Divers reportages ont également révélé que la plateforme permet aux utilisateurs de créer des robots IA basés sur leurs enfants décédés. En 2024, la BBC a découvert plusieurs robots se faisant passer pour l’adolescente britannique Brianna Gee, assassinée en 2023, et Molly Russell, qui s’est suicidée à l’âge de 14 ans après avoir consulté du contenu en ligne sur l’automutilation. Un personnage d’IA inspiré de Sewell Setzer III, le jeune de 14 ans qui s’est suicidé quelques minutes après avoir interagi avec un robot d’IA hébergé par Character.AI et dont la mort est au centre d’un procès très médiatisé contre la société, a également été découvert sur le site, a précédemment rapporté Fortune.
Plus tôt ce mois-ci, le Bureau of Investigative Journalism (TBIJ) a découvert qu’un chatbot inspiré du pédophile condamné Jeffrey Epstein avait enregistré plus de 3 000 conversations avec des utilisateurs via sa plateforme. Le média a rapporté que l’avatar dit « Bestie Epstein » a continué à flirter avec le journaliste même après que celui-ci, un adulte, ait dit au chatbot qu’elle était une enfant. C’était l’un des nombreux robots signalés par TBIJ, mais supprimés plus tard par Character.AI.
Meetali Jain, directeur exécutif du Tech Justice Law Project et avocat représentant plusieurs des plaignants qui ont poursuivi Character.AI, a salué cette décision comme une « bonne première étape » dans une déclaration partagée avec Fortune, mais s’est demandé comment la politique serait mise en œuvre.
« Ils n’abordent pas la manière dont ils procéderont à la vérification de l’âge, comment ils garantiront que la méthode protège la vie privée, ni l’impact psychologique possible d’une désactivation brutale de l’accès aux jeunes utilisateurs, étant donné la dépendance émotionnelle qui en résulte », a déclaré Jain.
« De plus, ces changements ne répondent pas aux caractéristiques fondamentales de la conception qui favorisent la dépendance émotionnelle chez les personnes de plus de 18 ans, et pas seulement chez les enfants. Nous avons besoin d’actions supplémentaires de la part des législateurs, des régulateurs et du public pour aider à combattre le discours des entreprises technologiques selon lequel leurs produits sont inévitables et profitent à tous tels quels, en partageant des histoires de préjudice personnel. «
Un nouveau précédent pour la sécurité de l’IA
Interdire à toute personne de moins de 18 ans d’utiliser la plateforme marque un changement radical de politique pour l’entreprise fondée par les ingénieurs de Google Daniel de Freitas et Noam Shazier. La société a déclaré que les changements visent à créer « un précédent en donnant la priorité à la sécurité des jeunes tout en offrant aux jeunes utilisateurs la possibilité de découvrir, de jouer et de créer », notant qu’elle va plus loin que ses pairs dans ses efforts pour protéger les mineurs.

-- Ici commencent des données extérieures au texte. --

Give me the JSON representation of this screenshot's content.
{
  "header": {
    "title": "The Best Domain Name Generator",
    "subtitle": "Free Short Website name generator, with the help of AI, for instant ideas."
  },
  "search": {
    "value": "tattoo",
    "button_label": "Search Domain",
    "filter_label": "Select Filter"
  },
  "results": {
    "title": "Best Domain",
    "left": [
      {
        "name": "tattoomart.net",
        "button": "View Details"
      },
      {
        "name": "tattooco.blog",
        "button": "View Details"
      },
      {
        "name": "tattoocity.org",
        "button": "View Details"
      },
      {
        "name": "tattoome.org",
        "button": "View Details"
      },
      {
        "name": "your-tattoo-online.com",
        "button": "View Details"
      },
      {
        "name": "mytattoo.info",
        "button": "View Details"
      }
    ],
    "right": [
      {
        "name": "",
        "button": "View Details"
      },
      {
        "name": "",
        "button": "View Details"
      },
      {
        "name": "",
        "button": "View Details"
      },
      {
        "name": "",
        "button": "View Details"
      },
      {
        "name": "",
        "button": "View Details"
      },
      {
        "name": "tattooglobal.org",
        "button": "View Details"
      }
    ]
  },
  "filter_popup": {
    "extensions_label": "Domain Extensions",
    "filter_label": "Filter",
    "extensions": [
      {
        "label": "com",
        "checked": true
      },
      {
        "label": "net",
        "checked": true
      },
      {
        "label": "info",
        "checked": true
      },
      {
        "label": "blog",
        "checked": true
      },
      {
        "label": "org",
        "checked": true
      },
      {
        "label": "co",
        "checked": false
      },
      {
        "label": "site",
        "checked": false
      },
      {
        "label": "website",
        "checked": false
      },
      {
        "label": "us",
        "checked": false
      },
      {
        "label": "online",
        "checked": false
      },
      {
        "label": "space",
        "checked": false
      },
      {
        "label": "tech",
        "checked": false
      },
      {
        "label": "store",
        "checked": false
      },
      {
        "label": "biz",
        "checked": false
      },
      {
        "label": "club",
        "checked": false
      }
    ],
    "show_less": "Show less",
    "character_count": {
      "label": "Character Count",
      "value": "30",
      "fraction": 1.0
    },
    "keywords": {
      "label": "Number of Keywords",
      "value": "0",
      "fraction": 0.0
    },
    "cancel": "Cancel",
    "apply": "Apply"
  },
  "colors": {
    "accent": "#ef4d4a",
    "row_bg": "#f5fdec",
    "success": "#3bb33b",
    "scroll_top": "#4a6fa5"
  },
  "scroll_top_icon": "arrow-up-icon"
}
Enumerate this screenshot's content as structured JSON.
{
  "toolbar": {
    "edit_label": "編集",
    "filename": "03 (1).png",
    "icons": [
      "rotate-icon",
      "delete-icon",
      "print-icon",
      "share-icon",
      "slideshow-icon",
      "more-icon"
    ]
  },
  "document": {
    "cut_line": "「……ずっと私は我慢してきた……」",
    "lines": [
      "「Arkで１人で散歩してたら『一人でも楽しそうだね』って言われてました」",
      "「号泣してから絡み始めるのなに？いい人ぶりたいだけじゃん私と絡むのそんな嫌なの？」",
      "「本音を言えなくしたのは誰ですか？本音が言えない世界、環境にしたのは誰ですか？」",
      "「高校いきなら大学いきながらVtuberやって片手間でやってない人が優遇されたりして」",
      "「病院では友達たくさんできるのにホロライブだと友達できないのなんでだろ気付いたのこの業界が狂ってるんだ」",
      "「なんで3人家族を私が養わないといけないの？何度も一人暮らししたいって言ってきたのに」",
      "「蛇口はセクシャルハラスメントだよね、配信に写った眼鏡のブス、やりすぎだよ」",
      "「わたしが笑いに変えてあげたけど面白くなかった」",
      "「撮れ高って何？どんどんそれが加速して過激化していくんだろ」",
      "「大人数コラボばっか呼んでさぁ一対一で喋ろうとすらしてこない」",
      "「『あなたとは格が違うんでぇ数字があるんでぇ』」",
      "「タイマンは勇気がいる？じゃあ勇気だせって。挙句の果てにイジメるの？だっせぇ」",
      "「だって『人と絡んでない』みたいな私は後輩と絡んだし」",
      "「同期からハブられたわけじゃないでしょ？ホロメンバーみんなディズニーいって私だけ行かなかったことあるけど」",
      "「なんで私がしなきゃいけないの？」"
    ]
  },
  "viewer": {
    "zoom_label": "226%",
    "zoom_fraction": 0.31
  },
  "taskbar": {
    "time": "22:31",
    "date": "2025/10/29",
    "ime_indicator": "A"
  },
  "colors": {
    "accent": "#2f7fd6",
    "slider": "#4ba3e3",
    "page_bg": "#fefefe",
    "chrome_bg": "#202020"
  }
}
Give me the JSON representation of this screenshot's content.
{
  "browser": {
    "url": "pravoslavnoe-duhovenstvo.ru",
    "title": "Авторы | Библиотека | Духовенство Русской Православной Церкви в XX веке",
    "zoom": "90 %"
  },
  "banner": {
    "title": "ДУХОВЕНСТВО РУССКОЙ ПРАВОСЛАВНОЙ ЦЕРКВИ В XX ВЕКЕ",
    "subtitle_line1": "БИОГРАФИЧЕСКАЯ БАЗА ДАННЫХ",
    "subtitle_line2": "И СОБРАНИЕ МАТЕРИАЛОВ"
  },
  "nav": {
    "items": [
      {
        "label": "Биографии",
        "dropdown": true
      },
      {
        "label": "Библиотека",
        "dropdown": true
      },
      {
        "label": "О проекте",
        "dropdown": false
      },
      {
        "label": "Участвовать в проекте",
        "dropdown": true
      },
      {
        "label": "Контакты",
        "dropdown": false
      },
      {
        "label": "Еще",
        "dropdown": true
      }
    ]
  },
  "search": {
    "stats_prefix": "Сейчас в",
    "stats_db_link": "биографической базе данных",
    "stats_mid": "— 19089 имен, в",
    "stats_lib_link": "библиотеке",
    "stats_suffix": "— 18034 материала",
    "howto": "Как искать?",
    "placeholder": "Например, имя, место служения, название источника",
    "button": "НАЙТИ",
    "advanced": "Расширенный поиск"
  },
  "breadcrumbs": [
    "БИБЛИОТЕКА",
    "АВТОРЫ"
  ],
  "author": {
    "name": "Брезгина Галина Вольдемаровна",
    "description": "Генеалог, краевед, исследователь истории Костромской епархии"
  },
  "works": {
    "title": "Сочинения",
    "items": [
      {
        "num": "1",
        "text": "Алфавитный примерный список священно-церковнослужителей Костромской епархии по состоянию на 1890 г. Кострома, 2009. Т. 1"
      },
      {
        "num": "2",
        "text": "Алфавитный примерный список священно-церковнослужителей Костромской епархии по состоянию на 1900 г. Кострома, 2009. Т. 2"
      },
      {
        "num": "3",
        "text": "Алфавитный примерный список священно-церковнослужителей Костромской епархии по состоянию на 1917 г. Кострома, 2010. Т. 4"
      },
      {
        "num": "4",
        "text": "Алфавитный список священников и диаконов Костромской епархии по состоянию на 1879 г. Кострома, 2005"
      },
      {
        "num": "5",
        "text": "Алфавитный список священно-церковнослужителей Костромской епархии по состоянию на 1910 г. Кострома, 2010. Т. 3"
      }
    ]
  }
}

Character.AI n’est pas la seule entreprise à faire face à une surveillance accrue de la sécurité des jeunes et du comportement de ses chatbots IA.
Des documents internes obtenus par Reuters plus tôt cette année suggèrent que les chatbots IA de Meta pourraient avoir des conversations « romantiques ou sensuelles » avec les enfants et commenter leur attrait, sur la base de directives internes.
Un porte-parole de Mehta avait précédemment déclaré à Fortune que l’exemple rapporté par Reuters était inexact et avait depuis été supprimé. Meta a également introduit de nouveaux contrôles parentaux qui permettent aux parents d’empêcher leurs enfants de discuter avec des personnages IA sur Facebook, Instagram et l’application Meta AI. Les nouvelles protections, qui seront déployées aux États-Unis, au Royaume-Uni, au Canada et en Australie au début de l’année prochaine, permettront aux parents de bloquer certains robots et d’avoir un aperçu des sujets dont leurs adolescents discutent avec l’IA.